Mustafa Ekmekçi'yi Beklerken

Mustafa Gazalcı (Eğitimci - CHP Parti Meclisi Üyesi)

Helikopterle Ankara'dan Konya'nın Hadim ilçesine Bağbozumu ve Kültür Şenliği'ne gidiyoruz. Tarih, 26 Eylül 1992...

Helikopterde Hadimli olan, gazeteci Mustafa Ekmekçi de var. Konya'nın düz ovasını geçtikten sonra dağlık tepelik, vadilerin kapladığı Toroslara geldik. Hadim 1500 m. yükseklikte, ilginç bir arazi yapısına sahip. İner inmez soğuk hava kendisini hemen hissettirdi. Törenler yapıldı, sonra 30-40 km. ötedeki Göksu Şelalesi'ne gidildi. Göksu, değişik bir şelale. Tepeden akmıyor. Siz şelaleye tepeden bakıyorsunuz. Düzlükte akarken birden büyük bir oyuğa dökülüyor. Şelalenin bulunduğu yerde henüz çevre düzenlemesi yapılmamış.

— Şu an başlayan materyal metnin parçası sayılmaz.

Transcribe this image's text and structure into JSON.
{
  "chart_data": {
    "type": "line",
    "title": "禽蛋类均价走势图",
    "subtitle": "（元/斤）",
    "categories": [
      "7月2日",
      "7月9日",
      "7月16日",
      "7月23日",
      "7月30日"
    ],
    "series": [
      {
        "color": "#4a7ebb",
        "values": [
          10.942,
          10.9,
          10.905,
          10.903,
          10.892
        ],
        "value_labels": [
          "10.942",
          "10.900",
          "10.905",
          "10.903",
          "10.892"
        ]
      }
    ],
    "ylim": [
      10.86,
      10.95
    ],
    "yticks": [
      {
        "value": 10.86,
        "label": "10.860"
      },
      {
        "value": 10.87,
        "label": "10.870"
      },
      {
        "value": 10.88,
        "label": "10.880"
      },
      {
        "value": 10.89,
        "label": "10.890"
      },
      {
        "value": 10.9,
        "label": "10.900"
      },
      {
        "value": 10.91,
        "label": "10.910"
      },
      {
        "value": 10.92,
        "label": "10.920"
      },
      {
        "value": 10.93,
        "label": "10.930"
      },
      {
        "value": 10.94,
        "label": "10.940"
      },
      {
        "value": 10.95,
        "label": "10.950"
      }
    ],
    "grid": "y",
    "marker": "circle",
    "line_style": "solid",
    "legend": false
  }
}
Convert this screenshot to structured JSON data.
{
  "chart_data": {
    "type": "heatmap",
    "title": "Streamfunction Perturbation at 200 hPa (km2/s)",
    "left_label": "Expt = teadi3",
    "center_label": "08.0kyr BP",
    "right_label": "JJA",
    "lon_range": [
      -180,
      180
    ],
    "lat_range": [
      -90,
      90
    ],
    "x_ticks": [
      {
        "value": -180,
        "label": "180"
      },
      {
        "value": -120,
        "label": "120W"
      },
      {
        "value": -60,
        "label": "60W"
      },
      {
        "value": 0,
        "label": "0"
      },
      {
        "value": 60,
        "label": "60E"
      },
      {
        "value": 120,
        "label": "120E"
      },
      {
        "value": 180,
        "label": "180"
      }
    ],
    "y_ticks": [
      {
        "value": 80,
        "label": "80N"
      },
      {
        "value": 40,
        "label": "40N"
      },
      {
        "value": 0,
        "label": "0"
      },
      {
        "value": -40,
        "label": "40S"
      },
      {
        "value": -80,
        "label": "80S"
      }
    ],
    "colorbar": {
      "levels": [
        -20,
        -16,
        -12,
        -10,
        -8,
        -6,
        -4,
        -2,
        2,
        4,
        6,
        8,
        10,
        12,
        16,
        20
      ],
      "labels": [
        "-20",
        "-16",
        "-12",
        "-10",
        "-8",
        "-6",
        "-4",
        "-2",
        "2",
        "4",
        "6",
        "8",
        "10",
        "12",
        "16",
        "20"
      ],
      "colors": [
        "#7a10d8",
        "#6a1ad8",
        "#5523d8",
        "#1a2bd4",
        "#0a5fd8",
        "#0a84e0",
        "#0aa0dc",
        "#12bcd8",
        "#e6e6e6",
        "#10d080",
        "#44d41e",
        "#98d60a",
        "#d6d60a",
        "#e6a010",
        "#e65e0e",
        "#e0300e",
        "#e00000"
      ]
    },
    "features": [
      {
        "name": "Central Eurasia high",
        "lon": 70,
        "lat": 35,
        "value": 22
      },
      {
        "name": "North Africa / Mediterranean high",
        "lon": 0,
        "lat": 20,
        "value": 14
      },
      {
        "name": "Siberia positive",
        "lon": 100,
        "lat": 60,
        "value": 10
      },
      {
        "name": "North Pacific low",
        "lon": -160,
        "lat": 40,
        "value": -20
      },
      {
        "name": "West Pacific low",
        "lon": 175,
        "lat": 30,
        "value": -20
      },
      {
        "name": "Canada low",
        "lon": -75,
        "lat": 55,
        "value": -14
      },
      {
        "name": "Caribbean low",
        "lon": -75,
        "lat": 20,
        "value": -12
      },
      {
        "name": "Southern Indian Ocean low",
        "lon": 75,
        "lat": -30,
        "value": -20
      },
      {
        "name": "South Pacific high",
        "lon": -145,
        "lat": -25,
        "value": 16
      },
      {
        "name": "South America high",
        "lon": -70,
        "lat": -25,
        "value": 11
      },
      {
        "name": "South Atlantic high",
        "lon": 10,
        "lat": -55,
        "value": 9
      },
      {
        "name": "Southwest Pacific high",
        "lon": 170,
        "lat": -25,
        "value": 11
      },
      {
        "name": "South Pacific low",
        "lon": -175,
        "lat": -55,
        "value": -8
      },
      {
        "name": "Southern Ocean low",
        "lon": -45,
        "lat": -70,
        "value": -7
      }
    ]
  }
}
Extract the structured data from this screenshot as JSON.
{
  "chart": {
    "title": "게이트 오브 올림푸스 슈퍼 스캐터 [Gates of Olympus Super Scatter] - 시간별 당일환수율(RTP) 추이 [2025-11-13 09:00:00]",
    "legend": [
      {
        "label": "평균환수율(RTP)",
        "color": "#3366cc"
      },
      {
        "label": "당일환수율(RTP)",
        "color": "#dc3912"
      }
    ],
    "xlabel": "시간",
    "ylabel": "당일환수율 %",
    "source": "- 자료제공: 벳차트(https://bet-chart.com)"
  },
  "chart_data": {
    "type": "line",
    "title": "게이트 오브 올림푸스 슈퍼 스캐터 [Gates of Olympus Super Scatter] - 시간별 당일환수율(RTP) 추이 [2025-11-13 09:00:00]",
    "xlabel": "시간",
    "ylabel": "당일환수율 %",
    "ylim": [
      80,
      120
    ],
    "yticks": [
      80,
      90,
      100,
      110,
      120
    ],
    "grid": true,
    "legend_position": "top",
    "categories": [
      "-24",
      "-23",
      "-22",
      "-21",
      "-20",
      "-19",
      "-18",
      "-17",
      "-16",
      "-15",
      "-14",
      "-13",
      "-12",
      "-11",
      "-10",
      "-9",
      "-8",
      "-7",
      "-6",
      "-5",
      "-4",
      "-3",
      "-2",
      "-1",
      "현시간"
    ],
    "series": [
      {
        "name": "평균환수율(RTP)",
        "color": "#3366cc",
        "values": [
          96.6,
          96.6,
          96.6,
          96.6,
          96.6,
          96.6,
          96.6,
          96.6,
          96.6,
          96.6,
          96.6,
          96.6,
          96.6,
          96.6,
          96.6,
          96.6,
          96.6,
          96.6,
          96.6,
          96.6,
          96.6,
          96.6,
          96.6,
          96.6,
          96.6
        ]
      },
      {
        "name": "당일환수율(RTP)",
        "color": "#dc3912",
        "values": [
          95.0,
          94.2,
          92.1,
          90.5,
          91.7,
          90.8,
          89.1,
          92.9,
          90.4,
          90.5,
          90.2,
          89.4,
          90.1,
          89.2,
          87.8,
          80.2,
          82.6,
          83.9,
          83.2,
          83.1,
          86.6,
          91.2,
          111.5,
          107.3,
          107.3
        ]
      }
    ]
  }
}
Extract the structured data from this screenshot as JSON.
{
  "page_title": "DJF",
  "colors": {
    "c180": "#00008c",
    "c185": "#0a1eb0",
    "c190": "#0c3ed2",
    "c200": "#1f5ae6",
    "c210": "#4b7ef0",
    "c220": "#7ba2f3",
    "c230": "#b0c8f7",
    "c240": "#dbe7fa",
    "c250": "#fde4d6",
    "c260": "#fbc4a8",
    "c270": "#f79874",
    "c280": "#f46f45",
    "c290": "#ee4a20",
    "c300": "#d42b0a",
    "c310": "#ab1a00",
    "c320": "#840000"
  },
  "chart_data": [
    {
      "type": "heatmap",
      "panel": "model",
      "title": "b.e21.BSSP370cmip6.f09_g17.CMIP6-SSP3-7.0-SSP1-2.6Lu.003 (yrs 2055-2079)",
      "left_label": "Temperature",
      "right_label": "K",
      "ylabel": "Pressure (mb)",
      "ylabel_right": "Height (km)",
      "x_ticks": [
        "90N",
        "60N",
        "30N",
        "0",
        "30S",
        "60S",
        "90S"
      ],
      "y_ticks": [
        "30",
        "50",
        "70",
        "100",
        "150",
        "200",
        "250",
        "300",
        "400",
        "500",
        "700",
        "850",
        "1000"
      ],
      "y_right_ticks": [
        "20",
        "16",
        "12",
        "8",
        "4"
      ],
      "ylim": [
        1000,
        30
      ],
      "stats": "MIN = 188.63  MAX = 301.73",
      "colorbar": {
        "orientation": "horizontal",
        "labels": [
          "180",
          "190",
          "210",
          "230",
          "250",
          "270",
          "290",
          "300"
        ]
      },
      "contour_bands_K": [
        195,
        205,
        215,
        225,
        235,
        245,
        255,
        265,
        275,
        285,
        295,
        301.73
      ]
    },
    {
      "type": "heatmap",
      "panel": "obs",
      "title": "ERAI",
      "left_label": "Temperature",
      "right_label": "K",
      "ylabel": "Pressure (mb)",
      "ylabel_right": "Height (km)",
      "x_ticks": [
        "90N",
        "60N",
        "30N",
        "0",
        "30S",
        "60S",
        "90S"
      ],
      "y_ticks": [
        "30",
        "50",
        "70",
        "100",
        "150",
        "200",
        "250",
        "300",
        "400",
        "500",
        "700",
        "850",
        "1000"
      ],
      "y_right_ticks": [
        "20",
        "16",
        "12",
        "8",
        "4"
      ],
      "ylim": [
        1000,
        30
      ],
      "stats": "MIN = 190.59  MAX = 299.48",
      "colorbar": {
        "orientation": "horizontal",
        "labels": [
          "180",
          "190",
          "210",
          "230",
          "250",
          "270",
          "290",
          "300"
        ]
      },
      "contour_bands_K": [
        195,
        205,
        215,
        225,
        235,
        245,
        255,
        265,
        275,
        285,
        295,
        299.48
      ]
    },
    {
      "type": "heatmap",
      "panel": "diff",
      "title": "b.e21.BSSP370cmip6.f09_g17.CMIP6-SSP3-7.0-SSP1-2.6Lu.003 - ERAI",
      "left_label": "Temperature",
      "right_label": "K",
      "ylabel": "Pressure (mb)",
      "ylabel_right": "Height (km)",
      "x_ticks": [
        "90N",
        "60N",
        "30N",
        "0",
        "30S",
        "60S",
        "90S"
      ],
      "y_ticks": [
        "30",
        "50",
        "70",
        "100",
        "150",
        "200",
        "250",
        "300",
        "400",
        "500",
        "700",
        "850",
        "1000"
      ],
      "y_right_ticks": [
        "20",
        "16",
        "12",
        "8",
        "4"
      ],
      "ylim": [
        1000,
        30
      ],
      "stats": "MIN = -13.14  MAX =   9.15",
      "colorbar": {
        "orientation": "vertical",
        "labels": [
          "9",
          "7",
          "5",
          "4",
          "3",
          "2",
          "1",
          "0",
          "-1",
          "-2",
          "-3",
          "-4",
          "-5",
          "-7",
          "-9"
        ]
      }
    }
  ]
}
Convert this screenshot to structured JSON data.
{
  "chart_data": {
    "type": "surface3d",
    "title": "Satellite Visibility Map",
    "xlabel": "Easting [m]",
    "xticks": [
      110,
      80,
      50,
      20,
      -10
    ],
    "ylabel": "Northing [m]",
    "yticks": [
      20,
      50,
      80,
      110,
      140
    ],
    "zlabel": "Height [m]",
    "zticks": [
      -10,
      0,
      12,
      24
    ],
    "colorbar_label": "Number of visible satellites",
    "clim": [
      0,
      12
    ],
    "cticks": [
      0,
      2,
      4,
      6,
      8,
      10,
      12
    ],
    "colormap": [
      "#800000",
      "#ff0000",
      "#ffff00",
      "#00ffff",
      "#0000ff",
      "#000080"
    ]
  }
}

Dönüş için helikopterin yanına geldik. Herkes tamam, Ekmekçi eksik. Beklemeye başladık. Hava soğuk. Yağmur yağacak gibi bulutlu. Ekmekçi görünürlerde yok. Başta Belediye Başkanı olmak üzere hepsi: "Efendim siz gidin, biz Ekmekçi'yi konuk ederiz, ya da göndeririz" dediler.

Erdal İnönü: "Olmaz, birlikte geldik, birlikte döneriz" dedi.

Gözlerimiz yollarda. O anda uzaktan bize doğru hızla şapkalı birisi geliyordu. Genel Başkan "Ha, işte geliyor" dedi.

Ama az sonra yaklaşan kişinin Ekmekçi olmadığı anlaşıldı. Bir ilçe başkanımızdı.

Erdal İnönü : "Şapkası benziyor diye Ekmekçi'nin yerine gelen ilçe başkanımızı götürsek olmaz tabii" dedi. Güldük.

Hava, iyice soğudu. Biz de, uğurlamaya gelenler de üşüdük. Erdal İnönü, "Siz gidin, biz helikopterde bekleyelim" dedi.

Tokalaştık, helikopterde beklemeye başladık.

Tahminler yapılmaya başlandı: "Acaba şelaleden herkes döndü, o araba mı bulamadı?", "Yoksa memleketi olduğu için gitmeyip bir iki gün kalacak mı?", "Öteki gazetecilerle birlikte kara yoluyla mı döndü?", "Helikopterle havadan arasak mı?"

Beklemeyi sürdürüyoruz. Hava kararacak diye de korkuyoruz.

Saatlere bakılıyor.

Sonunda Ekmekçi'nin gevrek gülüşü duyuldu. "Hah, geldi!" diye herkes sevindi.

Ekmekçi: "Biliyordum beni bırakıp gitmeyeceğinizi. Rahmetli babanız İsmet İnönü de kimseyi yarı yolda bırakmazdı" dedi.

Aynı zamanda geç kaldığı için özür diledi. "Birlikte olduğumuz arkadaşlar suyun kaynağını görmek istediler. Ben de konuk olduğum için onlara hayır diyemedim" dedi.

Kimse bir şey söylemedi.

Helikopter havalandı.

Erdal İnönü çantasından bir defter çıkardı, fizik problemleri çözmeye başladı.